Q- Il y avait deux fois plus de monde dans les rues hier que le 5 février.
Cela préoccupe-t-il le Gouvernement ?
R- Le succès de cette manifestation dans toute la France montre qu'il y a effectivement beaucoup de préoccupations, qu'il y a beaucoup d'interrogations, d'inquiétudes de la part de nombreux de nos concitoyens. Et donc il va de soi que le premier travail qui est le nôtre, c'est à la fois bien sûr d'écouter tout cela attentivement - je crois que vous l'avez bien vu -, mais aussi, au-delà, d'essayer d'y répondre. Ce qui m'a le plus frappé, c'est de voir la diversité des mots d'ordre : pouvoir d'achat, l'emploi, la fonction publique, le service public, l'école, la recherche...
Q- On a surtout entendu "pouvoir d'achat" et "salaires" hier...
R- Il y avait aussi tous les autres éléments... Mais c'est tout à fait normal, il n'y a rien de choquant à cela. La seule chose que je veux vous dire, c'est le travail du Gouvernement par rapport à ça, il est surtout de s'attacher à répondre point par point à toutes ces questions. Et pas simplement de manière globale.
Q- Bien sûr, "point par point", mais cela permet peut-être de gagner du temps ?
R- Je ne sais pas ce que l'on appelle "gagner du temps". Si on prend l'exemple du pouvoir d'achat - c'est bien le sujet principal qui a été évoqué hier, à l'occasion de ces manifestations. Le moins que l'on puisse dire, c'est que depuis deux ans et demi, on a initié beaucoup de choses, on a ouvert beaucoup de chantiers. C'est vrai que ce sont aussi des éléments de réponse très concrets. Regardez par exemple le cas du Smic - vous savez que le Smic est un des indicateurs sur lesquels le Gouvernement peut agir directement - : en trois ans, 2003, 2004, 2005, le Gouvernement aura augmenté le Smic de plus de 15 %. C'est considérable ! Et j'aurais, peut-être comme d'autres, trouvé assez fair play que parfois, certains partenaires sociaux le reconnaissent. Je ne demande pas qu'il y ait des éloges pour le Gouvernement, mais qu'au moins, on constate que sur ces éléments-là, le Gouvernement a pris les décisions que d'autres n'avaient pas prises avant.
Q- Malheureusement, la facture de fioul a augmenté de plus de 15 % par exemple...
R- Oui, enfin, vous conviendrez avec moi que l'équivalent de la facture de fioul n'est pas forcément l'équivalent d'un salaire. Simplement, ce que je veux vous dire, c'est que sur tous ces sujets, il y a beaucoup d'initiatives qui ont été prises. Mais bien sûr que cela ne répond pas à tout, et ce que vous évoquez sur la facture pétrolière pourrait l'être sur beaucoup d'autres sujets. On est bien d'accord là-dessus. C'est pour cela qu'il faut se bouger...

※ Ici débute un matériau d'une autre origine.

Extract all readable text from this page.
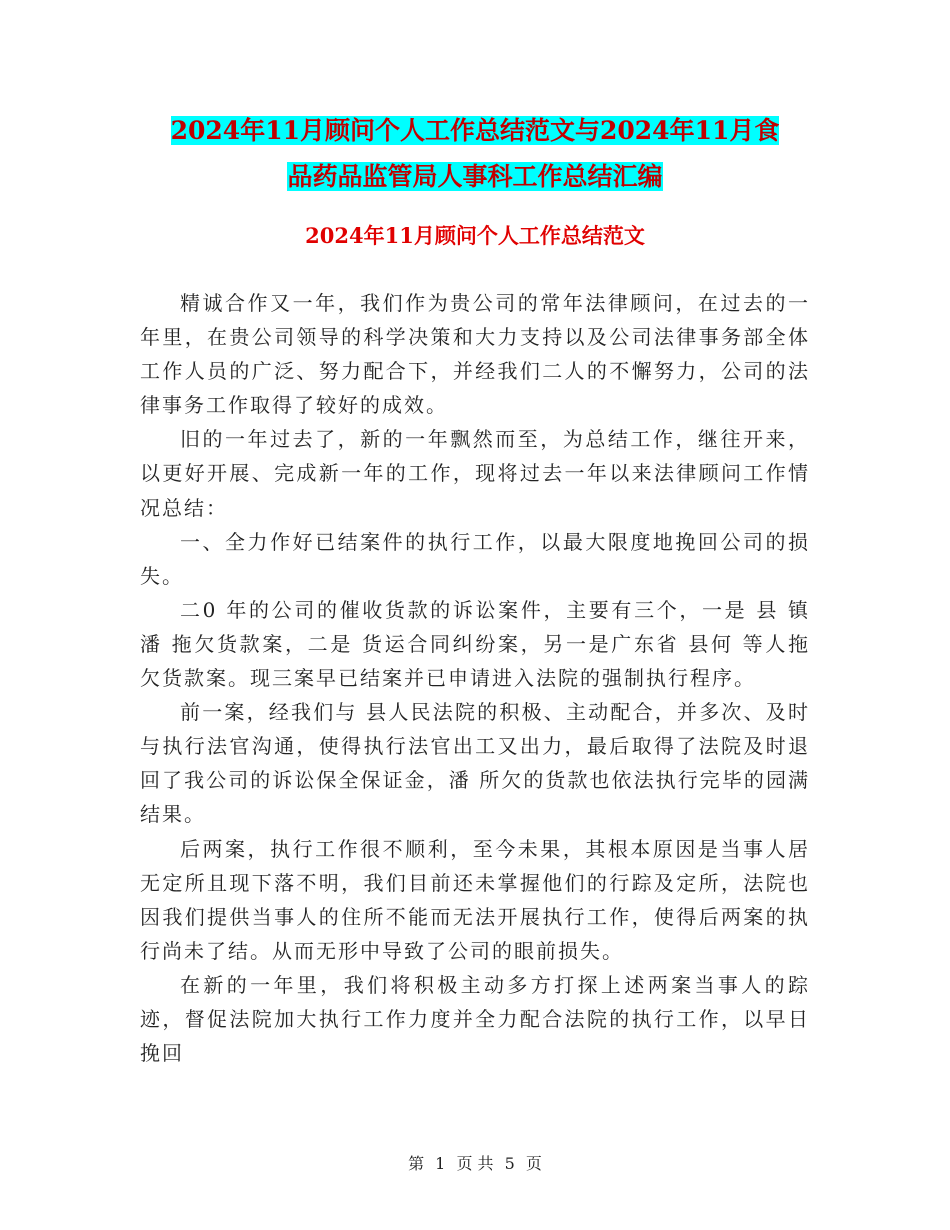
2024年11月顾问个人工作总结范文与2024年11月食
品药品监管局人事科工作总结汇编
2024年11月顾问个人工作总结范文

精诚合作又一年，我们作为贵公司的常年法律顾问，在过去的一年里，在贵公司领导的科学决策和大力支持以及公司法律事务部全体工作人员的广泛、努力配合下，并经我们二人的不懈努力，公司的法律事务工作取得了较好的成效。

旧的一年过去了，新的一年飘然而至，为总结工作，继往开来，以更好开展、完成新一年的工作，现将过去一年以来法律顾问工作情况总结：

一、全力作好已结案件的执行工作，以最大限度地挽回公司的损失。

二0 年的公司的催收货款的诉讼案件，主要有三个，一是 县 镇潘 拖欠货款案，二是 货运合同纠纷案，另一是广东省 县何 等人拖欠货款案。现三案早已结案并已申请进入法院的强制执行程序。

前一案，经我们与 县人民法院的积极、主动配合，并多次、及时与执行法官沟通，使得执行法官出工又出力，最后取得了法院及时退回了我公司的诉讼保全保证金，潘 所欠的货款也依法执行完毕的园满结果。

后两案，执行工作很不顺利，至今未果，其根本原因是当事人居无定所且现下落不明，我们目前还未掌握他们的行踪及定所，法院也因我们提供当事人的住所不能而无法开展执行工作，使得后两案的执行尚未了结。从而无形中导致了公司的眼前损失。

在新的一年里，我们将积极主动多方打探上述两案当事人的踪迹，督促法院加大执行工作力度并全力配合法院的执行工作，以早日挽回

第 1 页 共 5 页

Q- J'écoute ce que disent les gens...
R- Sans doute, mais simplement, ce que je veux vous dire, c'est que sur ce sujet-là, comme sur un certain nombre d'autres, on essaie d'apporter des réponses point par point. Et je vous en ai donné un exemple avec l'augmentation du Smic.
Q- Votre collègue, R. Dutreil, a dit il y a deux jours qu'il n'avait pas mandat pour de nouvelles négociations salariales avec les fonctionnaires. Ce matin, le journal La Tribune annonce que Matignon va lâcher du lest. Est-ce que vous confirmez ?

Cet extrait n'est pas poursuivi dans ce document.